Nine months after Kokomo city council president Bob Hayes, vice president Mike Kennedy and then-council-candidate Steve Whikehart said they supported expanding protections against sexual-orientation and gender-identity discrimination within the city, Whikehart revealed last month the council’s Public Works and Welfare Committee is composing legislation to do just that.
Such an ordinance would put Kokomo in the company of 12 other Indiana cities — and it can’t come fast enough.
Tuesday, Indiana Republicans ditched efforts to add civil rights protections for lesbian, gay and bisexual Hoosiers in this legislative session. Senate President Pro Tem David Long (R-Fort Wayne) said last week his colleagues would vote on expanding the state’s civil rights law, which he said was “of importance to the entire state, regardless of which way it goes.”
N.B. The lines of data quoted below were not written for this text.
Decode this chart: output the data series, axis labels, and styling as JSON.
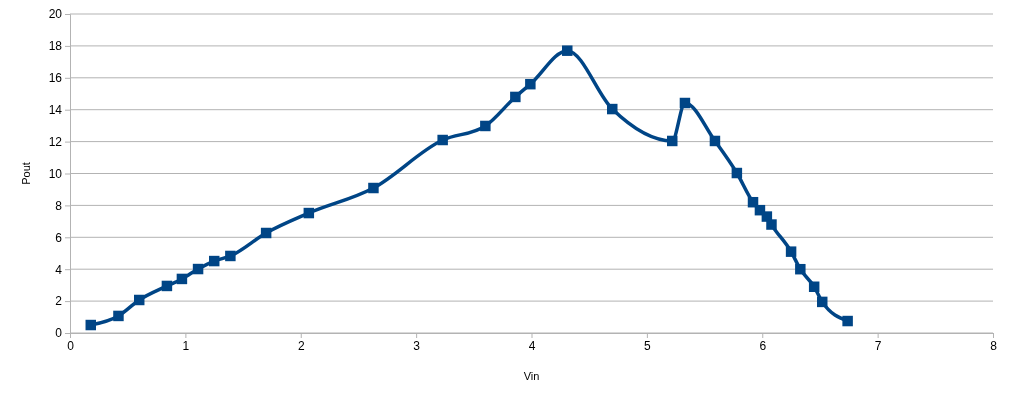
{
  "chart_data": {
    "type": "line",
    "xlabel": "Vin",
    "ylabel": "Pout",
    "xlim": [
      0,
      8
    ],
    "xticks": [
      0,
      1,
      2,
      3,
      4,
      5,
      6,
      7,
      8
    ],
    "ylim": [
      0,
      20
    ],
    "yticks": [
      0,
      2,
      4,
      6,
      8,
      10,
      12,
      14,
      16,
      18,
      20
    ],
    "grid": "y",
    "marker": "square",
    "line_style": "solid",
    "series": [
      {
        "color": "#004586",
        "x": [
          0.18,
          0.42,
          0.6,
          0.84,
          0.97,
          1.11,
          1.25,
          1.39,
          1.7,
          2.07,
          2.63,
          3.23,
          3.6,
          3.86,
          3.99,
          4.31,
          4.7,
          5.22,
          5.33,
          5.59,
          5.78,
          5.92,
          5.98,
          6.04,
          6.08,
          6.25,
          6.33,
          6.45,
          6.52,
          6.74
        ],
        "values": [
          0.5,
          1.07,
          2.07,
          2.95,
          3.39,
          4.01,
          4.51,
          4.83,
          6.27,
          7.52,
          9.09,
          12.1,
          12.98,
          14.8,
          15.6,
          17.7,
          14.04,
          12.04,
          14.42,
          12.04,
          10.03,
          8.2,
          7.7,
          7.3,
          6.8,
          5.1,
          4.0,
          2.9,
          1.95,
          0.75
        ]
      }
    ]
  }
}
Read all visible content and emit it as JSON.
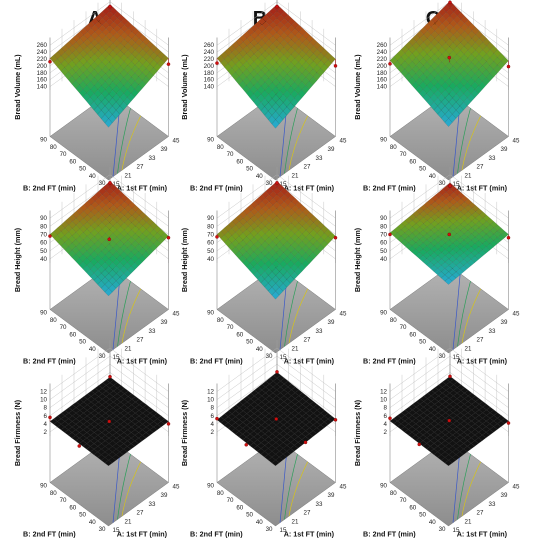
{
  "panel_labels": [
    "A",
    "B",
    "C"
  ],
  "chart_data": [
    {
      "type": "surface",
      "panel": "A",
      "zlabel": "Bread Volume (mL)",
      "xlabel": "A: 1st FT (min)",
      "ylabel": "B: 2nd FT (min)",
      "zticks": [
        "140",
        "160",
        "180",
        "200",
        "220",
        "240",
        "260"
      ],
      "xticks": [
        "15",
        "21",
        "27",
        "33",
        "39",
        "45"
      ],
      "yticks": [
        "30",
        "40",
        "50",
        "60",
        "70",
        "80",
        "90"
      ],
      "zlim": [
        130,
        265
      ],
      "xlim": [
        15,
        45
      ],
      "ylim": [
        30,
        90
      ],
      "surface_corners": {
        "x15_y30": 148,
        "x45_y30": 222,
        "x15_y90": 222,
        "x45_y90": 252
      },
      "design_points": [
        {
          "x": 45,
          "y": 90,
          "z": 246
        },
        {
          "x": 45,
          "y": 30,
          "z": 205
        },
        {
          "x": 15,
          "y": 90,
          "z": 212
        }
      ]
    },
    {
      "type": "surface",
      "panel": "B",
      "zlabel": "Bread Volume (mL)",
      "xlabel": "A: 1st FT (min)",
      "ylabel": "B: 2nd FT (min)",
      "zticks": [
        "140",
        "160",
        "180",
        "200",
        "220",
        "240",
        "260"
      ],
      "xticks": [
        "15",
        "21",
        "27",
        "33",
        "39",
        "45"
      ],
      "yticks": [
        "30",
        "40",
        "50",
        "60",
        "70",
        "80",
        "90"
      ],
      "zlim": [
        130,
        265
      ],
      "xlim": [
        15,
        45
      ],
      "ylim": [
        30,
        90
      ],
      "surface_corners": {
        "x15_y30": 145,
        "x45_y30": 220,
        "x15_y90": 222,
        "x45_y90": 252
      },
      "design_points": [
        {
          "x": 45,
          "y": 90,
          "z": 246
        },
        {
          "x": 45,
          "y": 30,
          "z": 200
        },
        {
          "x": 15,
          "y": 90,
          "z": 208
        }
      ]
    },
    {
      "type": "surface",
      "panel": "C",
      "zlabel": "Bread Volume (mL)",
      "xlabel": "A: 1st FT (min)",
      "ylabel": "B: 2nd FT (min)",
      "zticks": [
        "140",
        "160",
        "180",
        "200",
        "220",
        "240",
        "260"
      ],
      "xticks": [
        "15",
        "21",
        "27",
        "33",
        "39",
        "45"
      ],
      "yticks": [
        "30",
        "40",
        "50",
        "60",
        "70",
        "80",
        "90"
      ],
      "zlim": [
        130,
        265
      ],
      "xlim": [
        15,
        45
      ],
      "ylim": [
        30,
        90
      ],
      "surface_corners": {
        "x15_y30": 150,
        "x45_y30": 215,
        "x15_y90": 216,
        "x45_y90": 262
      },
      "design_points": [
        {
          "x": 45,
          "y": 90,
          "z": 258
        },
        {
          "x": 45,
          "y": 30,
          "z": 198
        },
        {
          "x": 15,
          "y": 90,
          "z": 206
        },
        {
          "x": 30,
          "y": 60,
          "z": 224
        }
      ]
    },
    {
      "type": "surface",
      "panel": "A",
      "zlabel": "Bread Height (mm)",
      "xlabel": "A: 1st FT (min)",
      "ylabel": "B: 2nd FT (min)",
      "zticks": [
        "40",
        "50",
        "60",
        "70",
        "80",
        "90"
      ],
      "xticks": [
        "15",
        "21",
        "27",
        "33",
        "39",
        "45"
      ],
      "yticks": [
        "30",
        "40",
        "50",
        "60",
        "70",
        "80",
        "90"
      ],
      "zlim": [
        35,
        92
      ],
      "xlim": [
        15,
        45
      ],
      "ylim": [
        30,
        90
      ],
      "surface_corners": {
        "x15_y30": 48,
        "x45_y30": 68,
        "x15_y90": 70,
        "x45_y90": 82
      },
      "design_points": [
        {
          "x": 45,
          "y": 90,
          "z": 80
        },
        {
          "x": 45,
          "y": 30,
          "z": 66
        },
        {
          "x": 15,
          "y": 90,
          "z": 68
        },
        {
          "x": 30,
          "y": 60,
          "z": 64
        }
      ]
    },
    {
      "type": "surface",
      "panel": "B",
      "zlabel": "Bread Height (mm)",
      "xlabel": "A: 1st FT (min)",
      "ylabel": "B: 2nd FT (min)",
      "zticks": [
        "40",
        "50",
        "60",
        "70",
        "80",
        "90"
      ],
      "xticks": [
        "15",
        "21",
        "27",
        "33",
        "39",
        "45"
      ],
      "yticks": [
        "30",
        "40",
        "50",
        "60",
        "70",
        "80",
        "90"
      ],
      "zlim": [
        35,
        92
      ],
      "xlim": [
        15,
        45
      ],
      "ylim": [
        30,
        90
      ],
      "surface_corners": {
        "x15_y30": 44,
        "x45_y30": 68,
        "x15_y90": 70,
        "x45_y90": 82
      },
      "design_points": [
        {
          "x": 45,
          "y": 90,
          "z": 80
        },
        {
          "x": 45,
          "y": 30,
          "z": 66
        },
        {
          "x": 15,
          "y": 90,
          "z": 67
        }
      ]
    },
    {
      "type": "surface",
      "panel": "C",
      "zlabel": "Bread Height (mm)",
      "xlabel": "A: 1st FT (min)",
      "ylabel": "B: 2nd FT (min)",
      "zticks": [
        "40",
        "50",
        "60",
        "70",
        "80",
        "90"
      ],
      "xticks": [
        "15",
        "21",
        "27",
        "33",
        "39",
        "45"
      ],
      "yticks": [
        "30",
        "40",
        "50",
        "60",
        "70",
        "80",
        "90"
      ],
      "zlim": [
        35,
        92
      ],
      "xlim": [
        15,
        45
      ],
      "ylim": [
        30,
        90
      ],
      "surface_corners": {
        "x15_y30": 62,
        "x45_y30": 70,
        "x15_y90": 72,
        "x45_y90": 80
      },
      "design_points": [
        {
          "x": 45,
          "y": 90,
          "z": 76
        },
        {
          "x": 45,
          "y": 30,
          "z": 66
        },
        {
          "x": 15,
          "y": 90,
          "z": 70
        },
        {
          "x": 30,
          "y": 60,
          "z": 70
        }
      ]
    },
    {
      "type": "surface",
      "panel": "A",
      "zlabel": "Bread Firmness (N)",
      "xlabel": "A: 1st FT (min)",
      "ylabel": "B: 2nd FT (min)",
      "zticks": [
        "2",
        "4",
        "6",
        "8",
        "10",
        "12"
      ],
      "xticks": [
        "15",
        "21",
        "27",
        "33",
        "39",
        "45"
      ],
      "yticks": [
        "30",
        "40",
        "50",
        "60",
        "70",
        "80",
        "90"
      ],
      "zlim": [
        1,
        12.5
      ],
      "xlim": [
        15,
        45
      ],
      "ylim": [
        30,
        90
      ],
      "surface_corners": {
        "x15_y30": 4.4,
        "x45_y30": 4.6,
        "x15_y90": 4.6,
        "x45_y90": 4.8
      },
      "design_points": [
        {
          "x": 15,
          "y": 90,
          "z": 5.6
        },
        {
          "x": 15,
          "y": 60,
          "z": 3.9
        },
        {
          "x": 30,
          "y": 60,
          "z": 4.6
        },
        {
          "x": 45,
          "y": 30,
          "z": 4.0
        },
        {
          "x": 45,
          "y": 90,
          "z": 4.9
        }
      ]
    },
    {
      "type": "surface",
      "panel": "B",
      "zlabel": "Bread Firmness (N)",
      "xlabel": "A: 1st FT (min)",
      "ylabel": "B: 2nd FT (min)",
      "zticks": [
        "2",
        "4",
        "6",
        "8",
        "10",
        "12"
      ],
      "xticks": [
        "15",
        "21",
        "27",
        "33",
        "39",
        "45"
      ],
      "yticks": [
        "30",
        "40",
        "50",
        "60",
        "70",
        "80",
        "90"
      ],
      "zlim": [
        1,
        12.5
      ],
      "xlim": [
        15,
        45
      ],
      "ylim": [
        30,
        90
      ],
      "surface_corners": {
        "x15_y30": 4.4,
        "x45_y30": 5.2,
        "x15_y90": 5.0,
        "x45_y90": 6.0
      },
      "design_points": [
        {
          "x": 15,
          "y": 90,
          "z": 5.3
        },
        {
          "x": 15,
          "y": 60,
          "z": 4.2
        },
        {
          "x": 30,
          "y": 60,
          "z": 5.2
        },
        {
          "x": 45,
          "y": 30,
          "z": 5.0
        },
        {
          "x": 45,
          "y": 90,
          "z": 6.1
        },
        {
          "x": 30,
          "y": 30,
          "z": 4.8
        }
      ]
    },
    {
      "type": "surface",
      "panel": "C",
      "zlabel": "Bread Firmness (N)",
      "xlabel": "A: 1st FT (min)",
      "ylabel": "B: 2nd FT (min)",
      "zticks": [
        "2",
        "4",
        "6",
        "8",
        "10",
        "12"
      ],
      "xticks": [
        "15",
        "21",
        "27",
        "33",
        "39",
        "45"
      ],
      "yticks": [
        "30",
        "40",
        "50",
        "60",
        "70",
        "80",
        "90"
      ],
      "zlim": [
        1,
        12.5
      ],
      "xlim": [
        15,
        45
      ],
      "ylim": [
        30,
        90
      ],
      "surface_corners": {
        "x15_y30": 4.4,
        "x45_y30": 4.7,
        "x15_y90": 4.7,
        "x45_y90": 5.0
      },
      "design_points": [
        {
          "x": 15,
          "y": 90,
          "z": 5.4
        },
        {
          "x": 15,
          "y": 60,
          "z": 4.3
        },
        {
          "x": 30,
          "y": 60,
          "z": 4.8
        },
        {
          "x": 45,
          "y": 30,
          "z": 4.2
        },
        {
          "x": 45,
          "y": 90,
          "z": 5.0
        }
      ]
    }
  ]
}
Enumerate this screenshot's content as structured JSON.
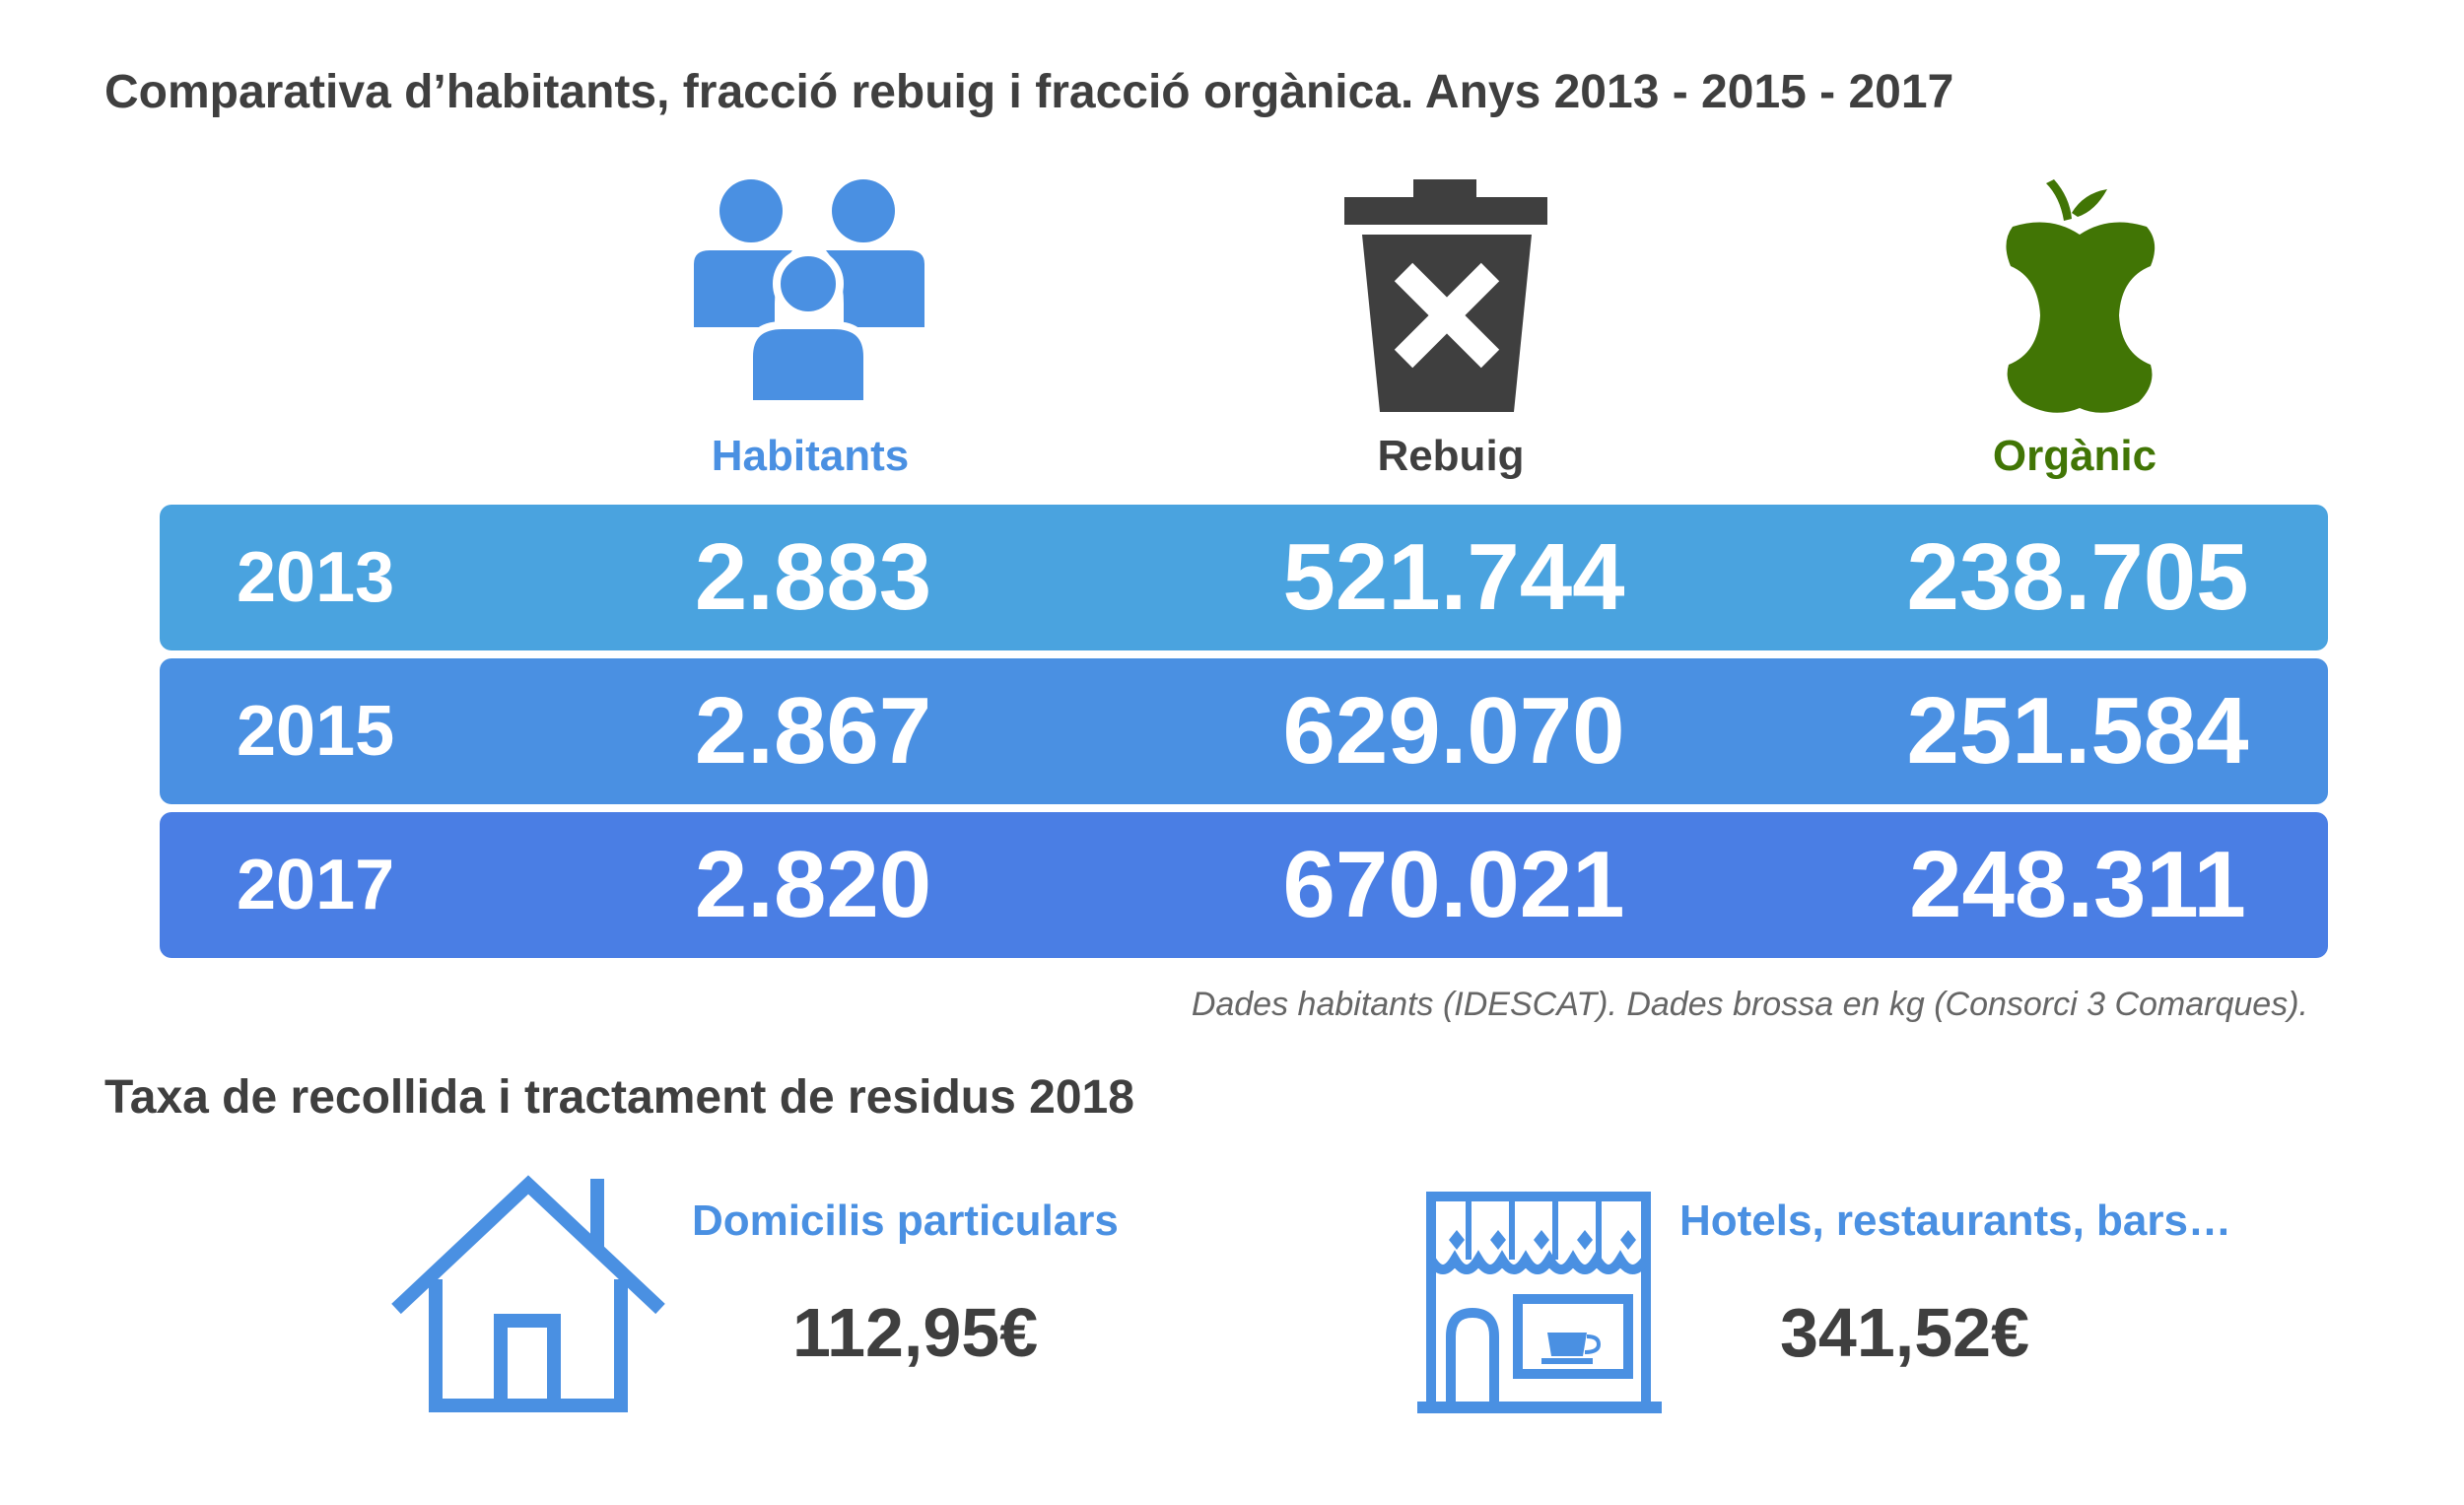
{
  "header": {
    "title": "Comparativa d’habitants, fracció rebuig i fracció orgànica. Anys 2013 - 2015 - 2017"
  },
  "columns": [
    {
      "label": "Habitants",
      "icon": "people-icon",
      "color": "#4a90e2"
    },
    {
      "label": "Rebuig",
      "icon": "trash-bin-icon",
      "color": "#3f3f3f"
    },
    {
      "label": "Orgànic",
      "icon": "apple-core-icon",
      "color": "#417505"
    }
  ],
  "rows": [
    {
      "year": "2013",
      "habitants": "2.883",
      "rebuig": "521.744",
      "organic": "238.705",
      "color": "#4aa3df"
    },
    {
      "year": "2015",
      "habitants": "2.867",
      "rebuig": "629.070",
      "organic": "251.584",
      "color": "#4a90e2"
    },
    {
      "year": "2017",
      "habitants": "2.820",
      "rebuig": "670.021",
      "organic": "248.311",
      "color": "#4a7ee4"
    }
  ],
  "note": "Dades habitants (IDESCAT). Dades brossa en kg (Consorci 3 Comarques).",
  "fees": {
    "title": "Taxa de recollida i tractament de residus 2018",
    "items": [
      {
        "label": "Domicilis particulars",
        "value": "112,95€",
        "icon": "house-icon"
      },
      {
        "label": "Hotels, restaurants, bars…",
        "value": "341,52€",
        "icon": "shop-icon"
      }
    ]
  }
}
It apparently is as important to Senate Republicans as it is to Gov. Mike Pence, who signed Indiana’s so-called Religious Freedom Restoration Act, which sparked economic boycotts, scuttled previously announced business expansions and led tourists to cancel Indiana travel plans. A “fixed” RFRA will remain in place for at least another year.
RFRA was passed by a legislative supermajority of Republicans in March. Its purpose, they said, was to prohibit laws that “substantially burden” a person, religious institution, business or association from following their religious beliefs.
Instead, it set off a firestorm of condemnation from civil rights advocates, business leaders and others who saw it as a way to deny services to the LGBT community.
Kokomo Councilman Tom Miklik, R-6th District, told us last week he believes a civil rights expansion for the city’s LGBT isn’t needed. “I have not seen [discrimination] raised to a level sufficient that it impairs or affects the public good in Kokomo, Indiana.”
Kokomo Pride president Darrell Blasius said last week now is the time for the city to act. Waiting for the state to protect LGBT Hoosiers from discrimination could produce negative results. “Why do we have to wait until it gets to that point?” he asked.
Indeed. Councilmembers must codify civil rights protections for Kokomo’s LGBT. The council must do the right thing and pressure state lawmakers to do the same.